A coach’s first year on the job means finding out something new about his situation nearly every day.
Maybe it’s meeting a helpful person or encountering a bureaucratic idiosyncrasy for the first time. Something’s always lurking.
Mark Turgeon still is learning as his debut season at Maryland moves closer to its conclusion. What he found out this week only figures to make his life immeasurably easier going forward.
Turgeon faced a true crossroads after Saturday’s lackluster second half at Virginia, perhaps unlike any pivotal moment since the season tipped more than three months ago.
Sure, Maryland looked bad in its November trip to Puerto Rico, but the freshness of a new coach all but ensured there wouldn’t be a season-long daze. The short-handed Terrapins dodged potentially puzzling losses in December, always surviving to earn wins it was assumed they would collect.
Some of the conference stumbles stung more than others, but none portended potential disaster. The drubbing in Charlottesville did.
The starting point guard (Pe’Shon Howard) was gone for the year. The program’s ultimate postseason hopes were reduced to winning four games next month in the ACC tournament in Atlanta.
The Terps looked more uninterested than unable, with the former issue far more harrowing than the latter. With just three weeks left in the regular season, there was a chance things could unravel.

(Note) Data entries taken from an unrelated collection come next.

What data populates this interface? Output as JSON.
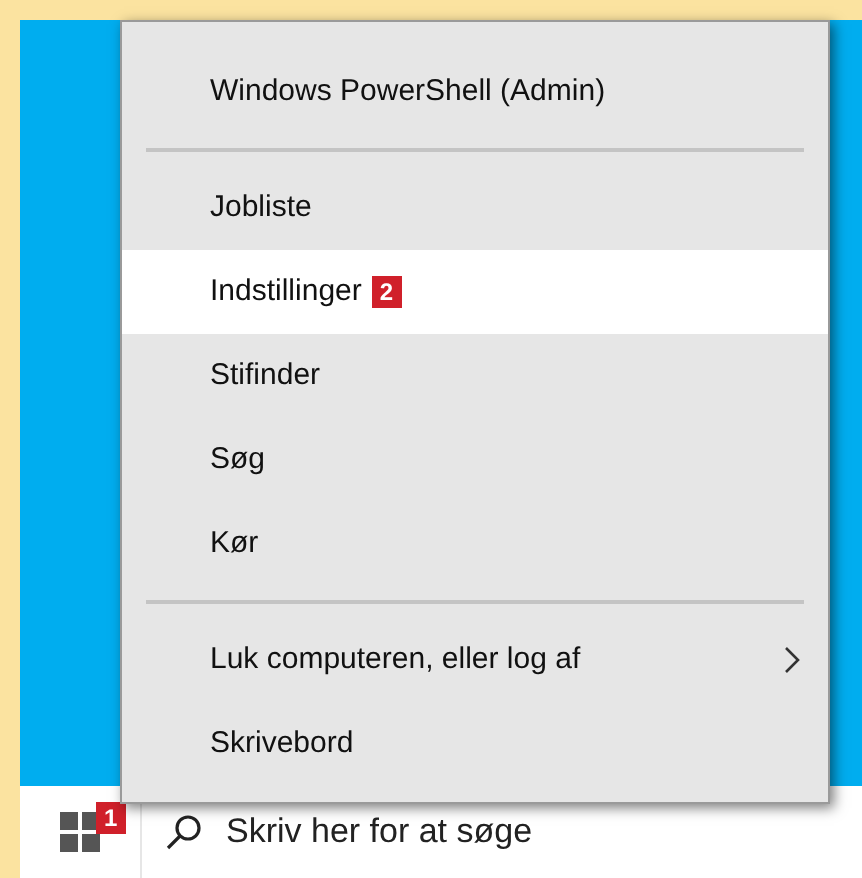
{
  "menu": {
    "groups": [
      [
        {
          "label": "Windows PowerShell (Admin)",
          "selected": false
        }
      ],
      [
        {
          "label": "Jobliste",
          "selected": false
        },
        {
          "label": "Indstillinger",
          "selected": true,
          "badge": "2"
        },
        {
          "label": "Stifinder",
          "selected": false
        },
        {
          "label": "Søg",
          "selected": false
        },
        {
          "label": "Kør",
          "selected": false
        }
      ],
      [
        {
          "label": "Luk computeren, eller log af",
          "selected": false,
          "submenu": true
        },
        {
          "label": "Skrivebord",
          "selected": false
        }
      ]
    ]
  },
  "taskbar": {
    "start_badge": "1",
    "search": {
      "placeholder": "Skriv her for at søge"
    }
  }
}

After Tuesday, Howard still was shelved. Maryland’s overall profile is only modestly better. But a single shot — Sean Mosley’s step-back 3-pointer out of a disintegrating play — helped the Terps (16-11, 6-7 ACC) surge past Miami 75-70.
“Everyone around here thinks we’re just going to roll over and quit, and you guys showed me today you’re not,” Turgeon told his team.
And that was just based on Monday’s practice — before the Terrapins won and damaged the Hurricanes’ postseason prospects in the process.
It also was a reminder games aren’t just won in a two-hour stretch, but rather over a couple of days. Granted, these were potentially stressful days after the misery of the previous weekend.
But Turgeon convinced Terrell Stoglin to share and play nice with his teammates, something the sophomore guard isn’t always inclined to do. He saw freshman guard Nick Faust reset his defense after a shoddy game at Virginia.
And he cajoled production out of his erratic frontcourt rotation, with James Padgett matching a career-high with 16 points, Ashton Pankey providing quality minutes and Alex Len making an offensive impact in the second half.
“We got a lot better today,” Padgett said.
And so suddenly things aren’t so bleak. There is life in College Park, and a date with last-place Georgia Tech (9-18, 2-11) looming Saturday in Atlanta.
Instead of a freefall, Maryland still can dream of an improbable .500 mark in conference play, spoiling a few more nights and perhaps nudging itself into a postseason tournament next month.
If any of those are achieved, it can look back to Mosley’s 3-pointer closing the Terps to 66-64, igniting a 14-2 run perhaps capable of invigorating a team still providing fresh experiences to its coach.
“I hope so,” Turgeon said. “It galvanized me.”
That’s a good thing. After all, Turgeon’s first season isn’t over. It would only be appropriate if something unexpected awaited Maryland in its closing kick.